Face à la gravité de l’incident, la Régie des Voies aériennes (RVA) a réagi avec fermeté. Dans une note signée ce jeudi 11 septembre, son Directeur général, Ngoma Mbaki Léonard, a annoncé la suspension immédiate de Lundula Lutshaka, commandant de l’aéroport de N’Djili, pour « manquement grave ».
Selon les premières enquêtes, plusieurs fautes lourdes sont reprochées à l’agent suspendu. Il est accusé d’avoir contourné les procédures officielles lors de l’acquisition d’un inverseur de charges, en recourant à une société non agréée. De plus, il aurait failli à l’activation du protocole de secours, empêchant la mise en marche du système d’alimentation électrique de relève, pourtant prévu pour ce type de situation.
En attendant les conclusions définitives des investigations, la RVA a appliqué l’article 32 de son code de conduite pour écarter provisoirement le commandant de ses fonctions.

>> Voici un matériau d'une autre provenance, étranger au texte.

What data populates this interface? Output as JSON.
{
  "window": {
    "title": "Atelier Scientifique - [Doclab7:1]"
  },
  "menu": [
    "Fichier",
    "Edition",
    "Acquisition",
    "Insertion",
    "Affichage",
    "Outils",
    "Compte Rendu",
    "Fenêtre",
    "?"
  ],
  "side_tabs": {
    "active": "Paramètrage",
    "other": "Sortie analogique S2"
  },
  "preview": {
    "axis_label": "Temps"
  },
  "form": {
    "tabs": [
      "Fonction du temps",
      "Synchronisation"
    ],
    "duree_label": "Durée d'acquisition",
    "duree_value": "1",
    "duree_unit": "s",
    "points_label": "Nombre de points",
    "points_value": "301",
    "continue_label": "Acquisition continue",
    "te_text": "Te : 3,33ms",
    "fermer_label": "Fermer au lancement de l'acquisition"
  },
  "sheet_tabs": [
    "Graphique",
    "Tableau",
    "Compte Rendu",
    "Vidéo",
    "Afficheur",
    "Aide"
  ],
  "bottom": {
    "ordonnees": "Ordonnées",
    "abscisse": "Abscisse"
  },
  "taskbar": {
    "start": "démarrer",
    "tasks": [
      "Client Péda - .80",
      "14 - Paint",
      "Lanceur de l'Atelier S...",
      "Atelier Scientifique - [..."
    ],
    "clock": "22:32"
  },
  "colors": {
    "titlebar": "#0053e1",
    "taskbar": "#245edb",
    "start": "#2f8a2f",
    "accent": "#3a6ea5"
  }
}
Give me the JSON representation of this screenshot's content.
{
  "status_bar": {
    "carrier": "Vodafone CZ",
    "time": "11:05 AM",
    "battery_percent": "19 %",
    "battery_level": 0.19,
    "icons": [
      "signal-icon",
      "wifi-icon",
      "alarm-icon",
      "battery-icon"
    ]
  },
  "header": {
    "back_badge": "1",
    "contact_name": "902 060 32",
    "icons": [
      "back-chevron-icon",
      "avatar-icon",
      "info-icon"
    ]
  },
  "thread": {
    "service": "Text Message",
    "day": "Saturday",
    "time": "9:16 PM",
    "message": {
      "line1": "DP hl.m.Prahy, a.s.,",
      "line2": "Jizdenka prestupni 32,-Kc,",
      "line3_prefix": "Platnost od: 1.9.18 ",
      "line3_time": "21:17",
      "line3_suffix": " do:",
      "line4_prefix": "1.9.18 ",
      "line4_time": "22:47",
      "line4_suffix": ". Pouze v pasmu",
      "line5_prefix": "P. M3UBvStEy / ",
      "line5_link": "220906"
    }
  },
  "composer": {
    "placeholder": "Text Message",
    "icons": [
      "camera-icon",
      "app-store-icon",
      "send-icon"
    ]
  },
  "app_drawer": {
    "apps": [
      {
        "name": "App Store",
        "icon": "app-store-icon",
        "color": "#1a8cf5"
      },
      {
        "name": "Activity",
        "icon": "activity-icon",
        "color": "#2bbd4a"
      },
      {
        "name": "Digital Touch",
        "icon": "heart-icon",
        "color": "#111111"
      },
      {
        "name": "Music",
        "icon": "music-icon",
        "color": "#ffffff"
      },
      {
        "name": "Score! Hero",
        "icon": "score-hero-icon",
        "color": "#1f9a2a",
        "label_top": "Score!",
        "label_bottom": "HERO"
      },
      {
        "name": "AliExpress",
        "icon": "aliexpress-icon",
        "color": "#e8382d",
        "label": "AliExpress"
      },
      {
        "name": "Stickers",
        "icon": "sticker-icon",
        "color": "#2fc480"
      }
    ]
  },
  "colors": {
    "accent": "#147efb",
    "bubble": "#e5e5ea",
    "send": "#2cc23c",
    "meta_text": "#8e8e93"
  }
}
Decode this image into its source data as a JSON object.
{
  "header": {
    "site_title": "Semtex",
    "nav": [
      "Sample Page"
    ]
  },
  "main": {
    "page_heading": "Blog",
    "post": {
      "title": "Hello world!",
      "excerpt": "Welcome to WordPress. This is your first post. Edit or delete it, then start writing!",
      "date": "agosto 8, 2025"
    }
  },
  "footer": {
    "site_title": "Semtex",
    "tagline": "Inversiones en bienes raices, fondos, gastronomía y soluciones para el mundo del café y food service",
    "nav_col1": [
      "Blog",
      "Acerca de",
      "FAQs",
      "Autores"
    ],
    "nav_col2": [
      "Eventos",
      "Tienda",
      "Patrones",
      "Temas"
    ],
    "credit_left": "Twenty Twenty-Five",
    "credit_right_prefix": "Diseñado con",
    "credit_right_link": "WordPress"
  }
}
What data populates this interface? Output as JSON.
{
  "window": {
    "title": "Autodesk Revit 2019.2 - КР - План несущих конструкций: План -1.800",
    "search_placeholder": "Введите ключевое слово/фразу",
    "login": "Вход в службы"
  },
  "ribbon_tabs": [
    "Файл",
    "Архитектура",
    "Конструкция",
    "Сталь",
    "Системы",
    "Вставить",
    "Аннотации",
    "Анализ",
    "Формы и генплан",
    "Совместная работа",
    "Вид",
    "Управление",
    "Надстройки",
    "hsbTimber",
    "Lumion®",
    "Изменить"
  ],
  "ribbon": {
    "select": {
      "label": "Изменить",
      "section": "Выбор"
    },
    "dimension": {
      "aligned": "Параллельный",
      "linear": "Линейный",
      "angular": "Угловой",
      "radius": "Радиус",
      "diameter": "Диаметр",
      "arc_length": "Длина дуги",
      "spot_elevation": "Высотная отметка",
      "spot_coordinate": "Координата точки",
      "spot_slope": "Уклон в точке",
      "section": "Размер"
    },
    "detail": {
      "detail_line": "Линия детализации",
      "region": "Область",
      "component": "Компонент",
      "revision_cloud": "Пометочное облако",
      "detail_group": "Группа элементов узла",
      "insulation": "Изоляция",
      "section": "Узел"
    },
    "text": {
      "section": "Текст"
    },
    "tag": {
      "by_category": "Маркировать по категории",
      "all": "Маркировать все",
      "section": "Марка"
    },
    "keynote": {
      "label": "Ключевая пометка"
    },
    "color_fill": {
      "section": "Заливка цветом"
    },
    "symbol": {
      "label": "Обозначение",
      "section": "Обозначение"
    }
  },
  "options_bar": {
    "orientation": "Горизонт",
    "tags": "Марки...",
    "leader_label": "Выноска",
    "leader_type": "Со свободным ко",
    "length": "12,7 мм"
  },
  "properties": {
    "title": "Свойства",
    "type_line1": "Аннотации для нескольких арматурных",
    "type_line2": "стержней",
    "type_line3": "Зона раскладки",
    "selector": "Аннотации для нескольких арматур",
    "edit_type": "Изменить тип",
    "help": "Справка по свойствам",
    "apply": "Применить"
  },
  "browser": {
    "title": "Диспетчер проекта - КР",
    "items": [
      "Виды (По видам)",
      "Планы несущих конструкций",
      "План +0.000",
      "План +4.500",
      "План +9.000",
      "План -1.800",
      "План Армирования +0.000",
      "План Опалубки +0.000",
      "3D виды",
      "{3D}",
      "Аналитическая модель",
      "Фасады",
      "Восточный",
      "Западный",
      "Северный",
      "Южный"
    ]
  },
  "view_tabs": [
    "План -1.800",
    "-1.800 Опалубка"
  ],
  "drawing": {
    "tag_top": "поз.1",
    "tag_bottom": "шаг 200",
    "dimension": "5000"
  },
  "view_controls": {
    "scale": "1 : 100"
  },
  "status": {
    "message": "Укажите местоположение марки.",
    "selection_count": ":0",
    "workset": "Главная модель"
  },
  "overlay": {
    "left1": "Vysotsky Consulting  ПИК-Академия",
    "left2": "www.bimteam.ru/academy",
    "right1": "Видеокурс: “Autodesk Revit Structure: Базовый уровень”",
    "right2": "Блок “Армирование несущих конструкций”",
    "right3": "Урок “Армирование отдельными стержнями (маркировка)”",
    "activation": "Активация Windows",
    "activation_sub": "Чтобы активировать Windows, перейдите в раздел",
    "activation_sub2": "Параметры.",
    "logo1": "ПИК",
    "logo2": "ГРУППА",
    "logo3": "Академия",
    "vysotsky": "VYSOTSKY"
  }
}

Au-delà de cette sanction individuelle, l’incident met en lumière la vulnérabilité des infrastructures aéroportuaires congolaises. Lorsqu’une simple coupure d’électricité peut bloquer l’atterrissage d’un vol présidentiel et contraindre des avions à se poser dans un autre pays, c’est toute la fiabilité de la chaîne de sécurité aérienne qui est questionnée.
Des réformes structurelles sont désormais attendues pour éviter la répétition d’un tel scénario, particulièrement lorsqu’il s’agit de vols sensibles impliquant la sécurité nationale.